People say that college is a time to reinvent yourself. You're in a brand new place. You don't really know anyone. Nobody knows you! You can be the theater geek you've always wanted to be. Or you can be a frat star. There are no restrictions on your new choice of image and personality.

How many people from your high school go here? Four? You've gotta be kitten me! That's so many! I bet you run into them all the time.

For prep school (and Stuyvesant) people, that number is astronomical. There was somebody from my high school on my freshman trip. There was somebody from my high school in my pledge class. I feel like if I don't watch where I'm going, I'm going to trip on somebody who went to my high school. The chance to reinvent yourself if you went to a prep school is basically zero.

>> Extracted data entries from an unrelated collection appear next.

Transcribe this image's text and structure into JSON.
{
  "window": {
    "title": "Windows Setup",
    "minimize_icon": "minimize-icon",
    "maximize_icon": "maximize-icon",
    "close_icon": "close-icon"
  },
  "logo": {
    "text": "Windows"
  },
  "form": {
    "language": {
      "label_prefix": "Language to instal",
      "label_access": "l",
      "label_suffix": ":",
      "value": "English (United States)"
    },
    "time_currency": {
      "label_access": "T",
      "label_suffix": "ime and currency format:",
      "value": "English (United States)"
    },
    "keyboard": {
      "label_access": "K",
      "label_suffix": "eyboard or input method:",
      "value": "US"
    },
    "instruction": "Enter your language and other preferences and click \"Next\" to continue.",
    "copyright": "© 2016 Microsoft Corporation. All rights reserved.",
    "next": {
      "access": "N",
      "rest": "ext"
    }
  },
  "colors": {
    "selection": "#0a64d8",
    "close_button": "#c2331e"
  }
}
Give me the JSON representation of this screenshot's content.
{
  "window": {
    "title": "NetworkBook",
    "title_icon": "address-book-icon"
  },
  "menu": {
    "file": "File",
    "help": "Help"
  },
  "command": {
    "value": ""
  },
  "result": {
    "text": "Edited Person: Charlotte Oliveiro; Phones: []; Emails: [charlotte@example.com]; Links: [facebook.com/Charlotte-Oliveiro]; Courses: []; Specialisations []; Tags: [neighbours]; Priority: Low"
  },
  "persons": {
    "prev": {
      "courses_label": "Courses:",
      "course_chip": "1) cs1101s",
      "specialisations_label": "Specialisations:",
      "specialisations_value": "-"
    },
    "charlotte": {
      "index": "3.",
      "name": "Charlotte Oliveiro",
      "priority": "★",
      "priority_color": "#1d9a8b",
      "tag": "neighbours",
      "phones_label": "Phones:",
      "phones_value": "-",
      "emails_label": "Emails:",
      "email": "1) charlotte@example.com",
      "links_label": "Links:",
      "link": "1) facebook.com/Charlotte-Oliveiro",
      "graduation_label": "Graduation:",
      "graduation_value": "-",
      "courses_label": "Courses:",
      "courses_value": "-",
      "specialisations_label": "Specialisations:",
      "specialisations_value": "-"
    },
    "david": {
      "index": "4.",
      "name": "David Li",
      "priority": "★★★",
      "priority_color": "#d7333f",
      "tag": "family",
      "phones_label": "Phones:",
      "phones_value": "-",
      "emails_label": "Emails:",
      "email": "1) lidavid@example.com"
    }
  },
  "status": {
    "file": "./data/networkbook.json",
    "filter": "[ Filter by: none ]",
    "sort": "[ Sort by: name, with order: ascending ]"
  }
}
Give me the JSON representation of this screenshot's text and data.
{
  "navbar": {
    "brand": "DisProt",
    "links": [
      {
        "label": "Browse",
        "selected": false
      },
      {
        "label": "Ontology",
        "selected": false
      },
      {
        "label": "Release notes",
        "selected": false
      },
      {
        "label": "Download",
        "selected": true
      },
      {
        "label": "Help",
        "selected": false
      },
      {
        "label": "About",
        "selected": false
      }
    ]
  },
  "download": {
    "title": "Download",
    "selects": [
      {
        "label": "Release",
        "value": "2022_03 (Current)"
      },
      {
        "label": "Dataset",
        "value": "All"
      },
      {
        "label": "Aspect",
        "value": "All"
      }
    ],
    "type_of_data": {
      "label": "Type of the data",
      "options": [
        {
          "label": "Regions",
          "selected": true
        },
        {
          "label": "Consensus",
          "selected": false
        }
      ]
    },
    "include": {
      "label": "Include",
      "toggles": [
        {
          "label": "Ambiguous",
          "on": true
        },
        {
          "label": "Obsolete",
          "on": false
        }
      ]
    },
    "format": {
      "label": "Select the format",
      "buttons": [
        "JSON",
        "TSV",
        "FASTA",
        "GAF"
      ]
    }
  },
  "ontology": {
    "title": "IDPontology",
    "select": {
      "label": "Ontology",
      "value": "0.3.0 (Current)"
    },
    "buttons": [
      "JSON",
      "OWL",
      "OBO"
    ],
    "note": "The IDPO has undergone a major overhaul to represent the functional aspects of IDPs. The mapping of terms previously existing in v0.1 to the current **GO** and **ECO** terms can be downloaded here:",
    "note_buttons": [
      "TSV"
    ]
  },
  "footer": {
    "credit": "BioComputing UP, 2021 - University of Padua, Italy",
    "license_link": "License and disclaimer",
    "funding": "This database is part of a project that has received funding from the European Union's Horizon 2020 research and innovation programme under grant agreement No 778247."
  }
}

I wish somebody had told me that at the start of high school, "be cool now because you can't change that once you get to college." I'm stuck with the same not-coolness that I had at the start of high school. Oh well.

Don't get me wrong. I'm making prep school out to be a really weird thing. Which it is. But in a good way. There's no need for a LIGHT AT THE END OF THE TUNNEL. Going to prep school before college was cool. I'm sure not going to prep school would've been cool, too. Maybe you can talk about high school without getting made fun of.